May 3 This is our first full day in Georgia and the start of several where we will be careful of the shallow ICW here. We need to travel between the slack at the end of low tide and the slack at the end of high tide, before it starts getting low again. We passed the Georgia islands Cumberland Island, Jekyl Island, St. Simons Island, Sapelo Island, St. Catherine’s Island since leaving Fernandina Beach. There is no one on the Georgia ICW right now that we know, and in fact, very few boats traveling our speed and direction at all. The wildlife is the best -- dolphins, alligators, eagles, many birds that we can only guess at identifying, wild horses, sounds of sheep last night on a deserted island next to where we anchored (that we did not investigate!).

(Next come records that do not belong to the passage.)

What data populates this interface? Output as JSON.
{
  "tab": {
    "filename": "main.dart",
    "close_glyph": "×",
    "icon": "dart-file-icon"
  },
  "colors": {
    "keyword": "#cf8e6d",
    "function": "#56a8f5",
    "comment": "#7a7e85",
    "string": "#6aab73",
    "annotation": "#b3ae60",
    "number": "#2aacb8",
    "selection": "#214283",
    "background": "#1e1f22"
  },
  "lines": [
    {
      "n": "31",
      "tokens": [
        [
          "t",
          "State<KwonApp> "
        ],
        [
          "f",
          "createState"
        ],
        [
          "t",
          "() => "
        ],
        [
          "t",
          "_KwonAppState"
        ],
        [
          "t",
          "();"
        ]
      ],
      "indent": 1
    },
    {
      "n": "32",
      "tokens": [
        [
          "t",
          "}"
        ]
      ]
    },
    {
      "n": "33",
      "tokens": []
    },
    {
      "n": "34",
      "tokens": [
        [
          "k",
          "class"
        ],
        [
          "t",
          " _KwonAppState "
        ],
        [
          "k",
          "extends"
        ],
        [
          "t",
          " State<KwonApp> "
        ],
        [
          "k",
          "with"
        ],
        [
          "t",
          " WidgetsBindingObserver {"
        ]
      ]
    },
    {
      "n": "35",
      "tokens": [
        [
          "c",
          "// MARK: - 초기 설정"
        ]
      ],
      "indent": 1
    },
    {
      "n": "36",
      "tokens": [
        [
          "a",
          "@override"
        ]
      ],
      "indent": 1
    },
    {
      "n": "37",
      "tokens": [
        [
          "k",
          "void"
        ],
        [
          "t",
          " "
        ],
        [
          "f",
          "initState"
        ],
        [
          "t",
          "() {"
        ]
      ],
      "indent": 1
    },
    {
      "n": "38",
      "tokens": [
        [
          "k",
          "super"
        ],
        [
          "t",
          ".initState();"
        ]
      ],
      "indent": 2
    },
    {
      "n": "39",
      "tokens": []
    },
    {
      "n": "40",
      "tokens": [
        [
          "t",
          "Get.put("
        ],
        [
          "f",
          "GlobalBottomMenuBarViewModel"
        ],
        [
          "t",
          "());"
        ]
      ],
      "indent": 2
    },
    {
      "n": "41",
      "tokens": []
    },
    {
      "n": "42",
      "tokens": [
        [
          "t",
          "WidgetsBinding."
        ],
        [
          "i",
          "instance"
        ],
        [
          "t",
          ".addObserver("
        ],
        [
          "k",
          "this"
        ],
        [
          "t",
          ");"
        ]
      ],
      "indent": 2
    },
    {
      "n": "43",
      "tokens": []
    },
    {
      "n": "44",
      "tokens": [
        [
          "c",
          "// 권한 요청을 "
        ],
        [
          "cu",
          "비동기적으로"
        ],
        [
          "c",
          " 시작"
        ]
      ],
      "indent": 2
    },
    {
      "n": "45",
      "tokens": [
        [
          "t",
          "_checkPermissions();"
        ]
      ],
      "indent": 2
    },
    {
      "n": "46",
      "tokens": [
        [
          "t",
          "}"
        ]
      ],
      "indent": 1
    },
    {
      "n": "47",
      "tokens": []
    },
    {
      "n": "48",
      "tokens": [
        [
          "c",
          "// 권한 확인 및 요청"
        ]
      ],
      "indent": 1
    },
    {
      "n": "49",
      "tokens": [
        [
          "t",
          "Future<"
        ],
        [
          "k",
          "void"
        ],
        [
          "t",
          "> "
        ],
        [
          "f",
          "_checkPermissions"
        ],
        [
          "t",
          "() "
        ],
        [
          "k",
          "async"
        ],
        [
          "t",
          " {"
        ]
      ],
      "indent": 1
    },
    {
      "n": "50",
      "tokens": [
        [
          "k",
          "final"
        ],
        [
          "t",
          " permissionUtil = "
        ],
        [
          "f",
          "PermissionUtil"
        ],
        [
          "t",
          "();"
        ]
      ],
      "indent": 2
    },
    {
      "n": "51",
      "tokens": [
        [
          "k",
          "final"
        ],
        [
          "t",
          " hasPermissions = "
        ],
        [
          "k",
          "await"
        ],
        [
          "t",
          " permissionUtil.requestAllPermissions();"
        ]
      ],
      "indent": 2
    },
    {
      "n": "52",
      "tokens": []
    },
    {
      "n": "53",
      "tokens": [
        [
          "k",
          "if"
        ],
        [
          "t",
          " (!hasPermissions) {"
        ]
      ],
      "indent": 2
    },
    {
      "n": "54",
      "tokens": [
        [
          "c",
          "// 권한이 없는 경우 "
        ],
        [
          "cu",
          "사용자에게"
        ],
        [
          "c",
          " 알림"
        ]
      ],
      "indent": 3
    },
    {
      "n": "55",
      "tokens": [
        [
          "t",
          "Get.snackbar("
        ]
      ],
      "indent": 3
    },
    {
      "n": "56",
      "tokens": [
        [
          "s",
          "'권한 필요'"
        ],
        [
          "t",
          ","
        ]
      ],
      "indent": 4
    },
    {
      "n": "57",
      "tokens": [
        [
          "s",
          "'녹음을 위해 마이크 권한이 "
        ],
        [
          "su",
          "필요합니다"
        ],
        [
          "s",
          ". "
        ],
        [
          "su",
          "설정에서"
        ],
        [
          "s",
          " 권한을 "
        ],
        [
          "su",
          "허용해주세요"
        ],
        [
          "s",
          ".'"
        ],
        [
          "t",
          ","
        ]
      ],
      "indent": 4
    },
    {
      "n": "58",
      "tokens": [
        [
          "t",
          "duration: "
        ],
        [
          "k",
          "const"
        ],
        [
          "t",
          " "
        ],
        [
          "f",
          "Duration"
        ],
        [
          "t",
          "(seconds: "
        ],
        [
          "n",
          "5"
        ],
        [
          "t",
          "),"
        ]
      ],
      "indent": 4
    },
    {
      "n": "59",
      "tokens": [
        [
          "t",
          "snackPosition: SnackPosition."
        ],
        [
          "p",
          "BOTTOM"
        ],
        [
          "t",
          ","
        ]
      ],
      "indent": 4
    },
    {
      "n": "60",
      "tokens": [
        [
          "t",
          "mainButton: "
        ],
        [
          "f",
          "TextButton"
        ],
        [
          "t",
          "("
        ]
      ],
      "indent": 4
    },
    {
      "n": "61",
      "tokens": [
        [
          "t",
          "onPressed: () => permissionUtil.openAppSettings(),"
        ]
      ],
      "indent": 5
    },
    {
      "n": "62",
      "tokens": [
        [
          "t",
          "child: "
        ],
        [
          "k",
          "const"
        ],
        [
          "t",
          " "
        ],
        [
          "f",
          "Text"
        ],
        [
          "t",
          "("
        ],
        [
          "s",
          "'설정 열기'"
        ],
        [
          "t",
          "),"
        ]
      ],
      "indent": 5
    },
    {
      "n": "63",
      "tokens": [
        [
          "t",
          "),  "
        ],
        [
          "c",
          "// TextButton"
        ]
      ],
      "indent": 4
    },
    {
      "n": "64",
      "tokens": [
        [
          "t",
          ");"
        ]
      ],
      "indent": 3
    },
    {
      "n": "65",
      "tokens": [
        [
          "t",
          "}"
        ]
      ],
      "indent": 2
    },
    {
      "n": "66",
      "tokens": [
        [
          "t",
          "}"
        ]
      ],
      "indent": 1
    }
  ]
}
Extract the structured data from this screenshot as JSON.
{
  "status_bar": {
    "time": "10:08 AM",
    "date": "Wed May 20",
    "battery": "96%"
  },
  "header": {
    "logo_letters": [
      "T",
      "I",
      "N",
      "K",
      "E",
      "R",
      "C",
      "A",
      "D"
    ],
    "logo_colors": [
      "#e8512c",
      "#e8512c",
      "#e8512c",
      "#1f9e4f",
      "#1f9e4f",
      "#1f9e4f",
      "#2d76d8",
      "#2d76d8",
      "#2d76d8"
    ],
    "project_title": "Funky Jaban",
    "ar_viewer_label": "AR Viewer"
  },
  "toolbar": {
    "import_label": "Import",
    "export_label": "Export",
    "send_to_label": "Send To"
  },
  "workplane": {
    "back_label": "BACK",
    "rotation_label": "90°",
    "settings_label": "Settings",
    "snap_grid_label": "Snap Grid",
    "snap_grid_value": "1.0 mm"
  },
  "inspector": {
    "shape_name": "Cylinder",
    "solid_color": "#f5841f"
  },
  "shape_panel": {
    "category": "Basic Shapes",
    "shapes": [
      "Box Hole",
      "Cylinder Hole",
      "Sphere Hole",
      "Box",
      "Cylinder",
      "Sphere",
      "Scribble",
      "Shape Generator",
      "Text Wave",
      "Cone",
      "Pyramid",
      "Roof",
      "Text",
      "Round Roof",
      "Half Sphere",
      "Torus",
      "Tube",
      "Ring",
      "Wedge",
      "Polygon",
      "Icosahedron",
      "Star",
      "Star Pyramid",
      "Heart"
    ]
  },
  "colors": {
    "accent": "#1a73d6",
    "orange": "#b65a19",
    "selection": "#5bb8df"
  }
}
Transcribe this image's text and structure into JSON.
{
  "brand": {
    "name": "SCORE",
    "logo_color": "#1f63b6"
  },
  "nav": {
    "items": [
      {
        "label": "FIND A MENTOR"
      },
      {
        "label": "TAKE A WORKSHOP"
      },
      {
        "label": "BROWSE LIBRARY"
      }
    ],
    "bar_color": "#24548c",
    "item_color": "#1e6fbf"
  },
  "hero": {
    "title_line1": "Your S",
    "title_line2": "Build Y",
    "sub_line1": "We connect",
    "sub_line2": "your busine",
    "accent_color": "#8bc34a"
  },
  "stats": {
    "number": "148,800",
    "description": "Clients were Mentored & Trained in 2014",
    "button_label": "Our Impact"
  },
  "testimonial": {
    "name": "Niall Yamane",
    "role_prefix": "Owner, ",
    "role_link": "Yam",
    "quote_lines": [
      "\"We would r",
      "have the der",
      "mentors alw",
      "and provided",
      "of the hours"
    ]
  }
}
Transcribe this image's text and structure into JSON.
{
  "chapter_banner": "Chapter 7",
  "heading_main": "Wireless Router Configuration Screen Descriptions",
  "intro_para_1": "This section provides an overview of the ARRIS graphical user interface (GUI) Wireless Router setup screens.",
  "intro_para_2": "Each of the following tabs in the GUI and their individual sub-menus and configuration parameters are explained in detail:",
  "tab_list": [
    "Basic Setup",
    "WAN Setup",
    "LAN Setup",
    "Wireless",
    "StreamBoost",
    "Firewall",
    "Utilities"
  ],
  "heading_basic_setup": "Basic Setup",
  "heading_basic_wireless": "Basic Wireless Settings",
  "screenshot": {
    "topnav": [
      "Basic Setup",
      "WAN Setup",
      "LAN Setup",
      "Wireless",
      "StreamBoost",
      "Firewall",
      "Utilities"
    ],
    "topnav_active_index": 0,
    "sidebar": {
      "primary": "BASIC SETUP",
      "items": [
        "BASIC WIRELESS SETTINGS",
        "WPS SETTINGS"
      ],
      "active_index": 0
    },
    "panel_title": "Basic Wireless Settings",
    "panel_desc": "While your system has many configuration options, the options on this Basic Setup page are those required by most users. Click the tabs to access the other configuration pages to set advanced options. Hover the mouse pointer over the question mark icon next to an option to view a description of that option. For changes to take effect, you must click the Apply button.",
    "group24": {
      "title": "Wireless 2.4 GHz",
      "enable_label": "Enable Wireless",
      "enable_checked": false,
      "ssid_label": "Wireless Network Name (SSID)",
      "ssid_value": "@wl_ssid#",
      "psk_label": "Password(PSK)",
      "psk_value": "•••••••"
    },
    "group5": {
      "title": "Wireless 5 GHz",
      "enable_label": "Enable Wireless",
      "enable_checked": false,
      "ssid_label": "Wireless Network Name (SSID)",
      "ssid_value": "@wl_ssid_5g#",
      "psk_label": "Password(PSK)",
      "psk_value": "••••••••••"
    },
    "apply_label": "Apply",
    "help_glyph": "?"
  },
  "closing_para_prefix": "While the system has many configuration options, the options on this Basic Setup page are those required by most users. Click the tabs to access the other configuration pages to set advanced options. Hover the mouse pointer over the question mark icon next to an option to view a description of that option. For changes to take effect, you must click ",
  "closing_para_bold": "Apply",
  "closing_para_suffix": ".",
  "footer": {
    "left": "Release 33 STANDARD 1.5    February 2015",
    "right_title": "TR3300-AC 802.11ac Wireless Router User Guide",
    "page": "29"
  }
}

When we need extreme down time, at the end of a day spent in the fresh air, navigating shallow rivers and canals, we have our tunes. Our son Justin set up 500+ songs on an ipod for Ken before we left. The music is a combination of bluegrass (my suggestion), sea chanteys, female singers Ken likes, and lots of music Justin listens to and thought we’d like. It’s very eclectic and fun. We have added some Bahamian CDs to our mix of entertainment. KB, Ancient Man, Peanuts Taylor and Trez Hepburn are now brought out when we have enough energy for foot tapping and more energetic moves.

May 6 We crossed into South Carolina today and passed Daufuskie Island and anchored near Hilton Head Island. Last night we spent a night at a marina and after a short walk were in Thunderbolt, a suburb or Savannah. There was a great marine store there and a friendly restaurant, Tubby’s Tank House (don‘t you just love the name)! There have been thunderstorms the past two afternoons, just like in July at home.